Y llega el momento culmen, la conclusión de este momento, de esta escena, casi la última de la Pasión:
«Jesús, acuérdate de mí cuando estés en tu reino. Y Jesús le dijo: —Yo te aseguro hoy estarás conmigo en el paraíso».
¿Cómo te llamó Dimas? ¡Jesús! De nadie sabemos que se haya dirigido al Señor, llamándole simplemente Jesús. Así se llaman los amigos, por el nombre de pila, sin apellidos ni títulos añadidos. En el Evangelio te llaman Señor, Maestro; ¿pero Jesús?… ¡Y el buen ladrón, te llama Jesús!
La intimidad que alcanza con el Crucificado el hombre que sufre con él, no se alcanza en ningún otro momento de la vida…
POR LOS QUE HOY SUFREN
Por eso, en este momento pido esa intimidad para todos los que en este momento están sufriendo y se sienten solos: Que miren un crucifijo y descubran allí toda la ciencia de la Cruz llevada por Jesús.

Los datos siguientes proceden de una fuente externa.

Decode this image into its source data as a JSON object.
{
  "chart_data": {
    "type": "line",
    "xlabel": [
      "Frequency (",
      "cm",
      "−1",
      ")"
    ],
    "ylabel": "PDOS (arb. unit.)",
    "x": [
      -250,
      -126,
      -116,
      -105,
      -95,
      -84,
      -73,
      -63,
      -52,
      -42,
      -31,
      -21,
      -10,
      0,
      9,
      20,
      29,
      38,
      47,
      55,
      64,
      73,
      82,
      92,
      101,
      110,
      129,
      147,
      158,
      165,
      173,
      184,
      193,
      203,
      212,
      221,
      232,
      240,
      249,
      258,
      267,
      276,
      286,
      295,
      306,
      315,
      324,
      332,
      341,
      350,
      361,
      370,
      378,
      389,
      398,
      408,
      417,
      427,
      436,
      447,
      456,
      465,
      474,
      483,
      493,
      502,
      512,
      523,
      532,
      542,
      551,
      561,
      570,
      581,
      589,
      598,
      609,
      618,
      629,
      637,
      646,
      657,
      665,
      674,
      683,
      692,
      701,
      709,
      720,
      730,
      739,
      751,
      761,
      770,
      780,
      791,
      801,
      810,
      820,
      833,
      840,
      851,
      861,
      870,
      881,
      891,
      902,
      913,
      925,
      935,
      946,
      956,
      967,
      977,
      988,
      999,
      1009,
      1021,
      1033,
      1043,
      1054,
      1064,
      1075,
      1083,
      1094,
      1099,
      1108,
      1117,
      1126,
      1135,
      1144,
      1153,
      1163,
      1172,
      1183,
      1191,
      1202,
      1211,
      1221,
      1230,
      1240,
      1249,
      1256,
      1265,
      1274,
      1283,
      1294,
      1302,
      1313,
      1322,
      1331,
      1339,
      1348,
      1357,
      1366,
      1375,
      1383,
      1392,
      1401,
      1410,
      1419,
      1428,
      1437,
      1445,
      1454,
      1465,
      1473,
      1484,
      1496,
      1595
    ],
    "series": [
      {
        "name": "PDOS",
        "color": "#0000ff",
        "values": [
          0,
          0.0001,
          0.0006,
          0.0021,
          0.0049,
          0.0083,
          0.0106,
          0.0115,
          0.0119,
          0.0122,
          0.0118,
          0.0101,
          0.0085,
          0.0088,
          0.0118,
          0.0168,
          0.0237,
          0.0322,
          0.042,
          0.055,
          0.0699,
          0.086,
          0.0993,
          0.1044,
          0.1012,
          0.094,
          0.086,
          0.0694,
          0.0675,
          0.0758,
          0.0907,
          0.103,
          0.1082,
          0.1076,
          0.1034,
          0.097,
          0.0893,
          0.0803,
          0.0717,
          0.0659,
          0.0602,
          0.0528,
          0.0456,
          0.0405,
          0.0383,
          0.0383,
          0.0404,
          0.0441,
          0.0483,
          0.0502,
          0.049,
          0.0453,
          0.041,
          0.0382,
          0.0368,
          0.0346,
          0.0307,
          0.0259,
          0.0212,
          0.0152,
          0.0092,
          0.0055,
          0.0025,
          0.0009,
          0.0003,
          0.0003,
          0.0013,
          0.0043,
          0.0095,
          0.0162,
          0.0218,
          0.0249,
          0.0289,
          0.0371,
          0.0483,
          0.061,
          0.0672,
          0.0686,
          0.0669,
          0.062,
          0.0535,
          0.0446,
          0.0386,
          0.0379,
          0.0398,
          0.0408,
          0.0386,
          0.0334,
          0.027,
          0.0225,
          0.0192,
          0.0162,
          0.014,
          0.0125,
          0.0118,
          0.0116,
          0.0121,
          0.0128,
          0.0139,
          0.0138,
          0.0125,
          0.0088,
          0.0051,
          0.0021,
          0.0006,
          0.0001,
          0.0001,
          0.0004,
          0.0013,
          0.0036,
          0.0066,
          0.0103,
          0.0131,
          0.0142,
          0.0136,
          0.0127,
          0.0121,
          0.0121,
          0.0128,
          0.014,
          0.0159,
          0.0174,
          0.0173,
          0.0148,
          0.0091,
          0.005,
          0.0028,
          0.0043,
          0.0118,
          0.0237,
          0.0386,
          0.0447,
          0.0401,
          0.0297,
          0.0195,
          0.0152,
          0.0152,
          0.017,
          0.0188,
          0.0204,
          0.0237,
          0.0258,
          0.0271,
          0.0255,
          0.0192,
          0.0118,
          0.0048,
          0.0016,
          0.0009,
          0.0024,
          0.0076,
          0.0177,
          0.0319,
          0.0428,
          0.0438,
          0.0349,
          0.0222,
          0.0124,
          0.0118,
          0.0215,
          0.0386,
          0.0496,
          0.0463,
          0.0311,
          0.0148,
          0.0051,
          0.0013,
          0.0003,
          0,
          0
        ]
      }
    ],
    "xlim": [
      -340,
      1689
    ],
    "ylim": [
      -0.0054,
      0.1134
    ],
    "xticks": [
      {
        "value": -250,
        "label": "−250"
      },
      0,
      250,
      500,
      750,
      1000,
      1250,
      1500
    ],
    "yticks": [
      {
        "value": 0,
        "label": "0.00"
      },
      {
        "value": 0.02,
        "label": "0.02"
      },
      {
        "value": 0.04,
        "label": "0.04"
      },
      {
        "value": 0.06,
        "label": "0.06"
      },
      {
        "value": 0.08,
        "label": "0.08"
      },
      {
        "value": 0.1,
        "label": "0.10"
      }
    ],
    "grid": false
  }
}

Se llama ‘El buen ladrón’ porque se robó el Cielo, el primer santo de la historia. Ahí está, al lado de la Virgen, del Bautista, de los santos Inocentes y del propio José. En los primeros puestos de esa inmensa procesión de la Iglesia Triunfante.
«Quien quiera seguirme, que cargue con su cruz y me siga».
Claro. Te seguiré Jesús hasta el Cielo.
Hasta mañana, Jesús. Que ahora descansas en el seno de la Tierra.
Me quedo con esa mirada, y con esa súplica difícil de igualar en su sencillez: ¡Acuérdate de mí!